Presented at DEF CON 8 (2000), July 29, 2000, 2 p.m. (50 minutes)

Many trivial techniques are already available for circumventing firewalls and proxy servers that monitor or censor network traffic -- for example, if your firewall blocks CNN, someone could set up an unblocked site outside the firewall where you can type "http://www.cnn.com/" into a form and retrieve the page contents. The problem with these "protocols" is that they make it easy to get caught, if the censors know what to look for -- for example, a GET or POST form field containing "http://" is trivially easy to detect. Even an encrypted protocol would still be easy for censors to detect, without breaking the encryption -- just the fact that you're *using* a tool for circumventing the censors would often be enough to get you in trouble. What we have designed is a protocol that uses steganography to circumvent network-level censorship, so that the protocol is undetectable to censors. We explain why some naive solutions to the problem -- such as hiding information in a long, dynamically-generated URL which is sent to an outside "friendly" site, or hiding information in cookies -- are not steganographically secure. Our protocol hides information in "innocent-looking" text queries that pass through the censoring proxy undetected. The page contents are encrypted and embedded in more "innocent-looking" content that is sent back to the browser. This sounds simple, but the mathematics of using steganography to make a protocol *undetectable* turn out to be infuriatingly complicated.
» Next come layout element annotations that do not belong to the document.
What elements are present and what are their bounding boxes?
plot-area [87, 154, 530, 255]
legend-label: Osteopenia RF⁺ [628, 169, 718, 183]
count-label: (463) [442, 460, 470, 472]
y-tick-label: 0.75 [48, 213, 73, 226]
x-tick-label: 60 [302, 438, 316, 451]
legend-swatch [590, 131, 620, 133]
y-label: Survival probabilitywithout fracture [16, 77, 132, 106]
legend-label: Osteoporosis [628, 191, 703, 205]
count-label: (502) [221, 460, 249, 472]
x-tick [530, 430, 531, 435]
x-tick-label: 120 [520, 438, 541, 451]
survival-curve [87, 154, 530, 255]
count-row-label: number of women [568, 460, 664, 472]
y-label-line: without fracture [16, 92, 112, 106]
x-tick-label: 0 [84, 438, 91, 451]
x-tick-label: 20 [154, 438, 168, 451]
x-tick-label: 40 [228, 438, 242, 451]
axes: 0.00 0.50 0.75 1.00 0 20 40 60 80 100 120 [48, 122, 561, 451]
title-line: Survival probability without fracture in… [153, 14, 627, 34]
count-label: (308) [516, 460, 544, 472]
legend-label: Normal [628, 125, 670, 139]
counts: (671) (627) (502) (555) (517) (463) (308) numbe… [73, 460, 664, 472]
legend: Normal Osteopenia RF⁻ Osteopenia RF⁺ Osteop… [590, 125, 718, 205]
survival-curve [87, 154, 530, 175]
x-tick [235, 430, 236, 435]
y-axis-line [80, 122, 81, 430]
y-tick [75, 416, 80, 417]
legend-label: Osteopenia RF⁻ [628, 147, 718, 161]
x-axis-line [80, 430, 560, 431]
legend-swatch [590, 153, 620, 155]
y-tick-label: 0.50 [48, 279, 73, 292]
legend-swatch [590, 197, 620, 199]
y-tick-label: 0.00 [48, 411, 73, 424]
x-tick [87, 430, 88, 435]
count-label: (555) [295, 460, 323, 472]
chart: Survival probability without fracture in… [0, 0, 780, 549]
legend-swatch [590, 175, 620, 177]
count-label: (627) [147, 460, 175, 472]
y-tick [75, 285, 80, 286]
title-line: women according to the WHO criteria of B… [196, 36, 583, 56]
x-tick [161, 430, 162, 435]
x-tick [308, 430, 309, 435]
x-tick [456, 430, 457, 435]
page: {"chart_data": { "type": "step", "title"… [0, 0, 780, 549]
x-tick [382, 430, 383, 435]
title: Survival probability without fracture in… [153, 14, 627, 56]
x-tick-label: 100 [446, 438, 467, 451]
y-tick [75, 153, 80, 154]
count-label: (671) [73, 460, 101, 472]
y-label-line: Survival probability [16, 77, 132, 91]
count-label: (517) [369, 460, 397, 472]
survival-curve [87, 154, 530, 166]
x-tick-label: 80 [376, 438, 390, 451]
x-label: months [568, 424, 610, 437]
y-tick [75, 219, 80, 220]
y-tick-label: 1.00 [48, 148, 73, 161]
Much of the talk will be devoted to attacks against the system that we didn't consider the first time around, and why more naive solutions may fall to these attacks.

Presenters:

  • Bennett Haselton - peacefire.org
    Bennett Haselton has been the coordinator of Peacefire.org since its inception in 1996. Peacefire opposes censorship that targets Internet users under 18, and maintains that profanity and smut on the Internet are not, in fact, "dangerous" to anybody, as most lawmakers and blocking software companies have made them out to be. Peacefire publishes research into different Internet censorship programs and technologies, their shortcomings, possible misrepresentations by the companies selling them, and (most popular) how to get around them.